Phase 4 – Gray‑Scale Consumer Cut‑Over : Switch consumer groups batch‑by‑batch (low‑risk → high‑risk); after each batch verify latency, error rates, offset continuity, and business KPIs; roll back a batch if anomalies appear.
Phase 5 – Primary Producer Switch : Once most consumers run on target, switch main producers; keep dual‑write as a buffer for a few peak cycles.
Phase 6 – Decommission Source : Stop source writes, confirm no critical consumers remain, perform final topic/lag/offset validation, and either shut down MM2 or repurpose it for disaster‑recovery replication.
Monitoring & Alerting
Four categories of metrics are essential:
MM2/Connect : connector and task status, restart count, record poll/write rates, batch size, retry and dead‑letter counts.
Broker : BytesIn/Out, request handler idle %, under‑replicated partitions, ISR changes, request latency, disk usage, page‑cache hit ratio.
Consumer : per‑group lag, rebalance frequency, consumption error rate, processing latency, idempotent‑dedup hit count.
Business : order success rate, payment success rate, inventory lock failure, order‑state latency, compensation backlog.
Sample alert thresholds include MM2 task non‑RUNNING >1 min, checkpoint stale >2 min, target lag >30 s, shadow‑write failure rate >0.1 %, order latency >2 min, and broker disk >75 % (warning) / >85 % (critical).
Performance Tuning for High Concurrency
Increase producer.batch.size, linger.ms, consumer.max.poll.records, and max.partition.fetch.bytes to boost batch throughput.
Raise tasks.max and add more Connect workers; split hot topics into dedicated connectors.
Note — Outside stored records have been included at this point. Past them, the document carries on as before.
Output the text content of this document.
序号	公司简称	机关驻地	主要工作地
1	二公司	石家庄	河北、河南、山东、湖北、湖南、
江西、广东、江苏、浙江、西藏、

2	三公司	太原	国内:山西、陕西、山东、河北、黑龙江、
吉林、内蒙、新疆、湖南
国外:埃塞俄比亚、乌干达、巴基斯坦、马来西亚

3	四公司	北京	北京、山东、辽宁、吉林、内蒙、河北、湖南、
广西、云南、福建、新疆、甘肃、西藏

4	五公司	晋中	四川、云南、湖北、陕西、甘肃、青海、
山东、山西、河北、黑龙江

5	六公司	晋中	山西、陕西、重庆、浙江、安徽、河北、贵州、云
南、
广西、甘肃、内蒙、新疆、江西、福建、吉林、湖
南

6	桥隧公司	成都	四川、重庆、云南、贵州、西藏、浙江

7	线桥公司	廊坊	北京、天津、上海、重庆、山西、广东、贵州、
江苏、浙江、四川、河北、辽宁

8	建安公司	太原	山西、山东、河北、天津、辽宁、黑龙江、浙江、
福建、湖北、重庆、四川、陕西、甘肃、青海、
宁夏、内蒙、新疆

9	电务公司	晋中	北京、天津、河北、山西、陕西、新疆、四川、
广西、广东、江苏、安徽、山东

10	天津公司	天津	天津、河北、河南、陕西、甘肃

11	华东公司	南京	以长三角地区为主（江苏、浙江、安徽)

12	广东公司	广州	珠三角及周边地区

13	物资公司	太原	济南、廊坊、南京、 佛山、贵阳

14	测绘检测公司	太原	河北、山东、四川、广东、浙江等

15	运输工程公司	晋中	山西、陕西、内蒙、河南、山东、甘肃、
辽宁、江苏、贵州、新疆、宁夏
Scale target broker resources (CPU, network, disk) and increase partition count after migration completes.
Fault Handling & Rollback
Common failures such as stale checkpoints, ACL mismatches, replication lag, or duplicate consumption are addressed with explicit troubleshooting steps and mitigation actions (e.g., enable emit.checkpoints.enabled, verify ACL sync, expand bandwidth, isolate hot topics). Rollback is a staged process: pause further consumer cut‑over, revert switched consumer groups batch‑by‑batch, switch producers back, keep dual‑write for safety, and collect logs for post‑mortem.
When Not to Use MM2
Strict exactly‑once transactional accounting across clusters.
Global strict ordering requirements.
Sub‑millisecond latency guarantees.
Bidirectional same‑topic read/write scenarios.
These cases typically require application‑level CDC with outbox patterns, log‑based replay systems, or dedicated disaster‑recovery platforms.
Conclusion
The migration is not merely “run a script”; it is a comprehensive, production‑ready framework that combines MM2 replication, dual‑write pre‑heating, gray‑scale cut‑over, rigorous monitoring, data validation, and a well‑defined rollback plan. Only by treating the migration as an engineered system can teams achieve true zero‑downtime, high‑throughput Kafka cluster upgrades.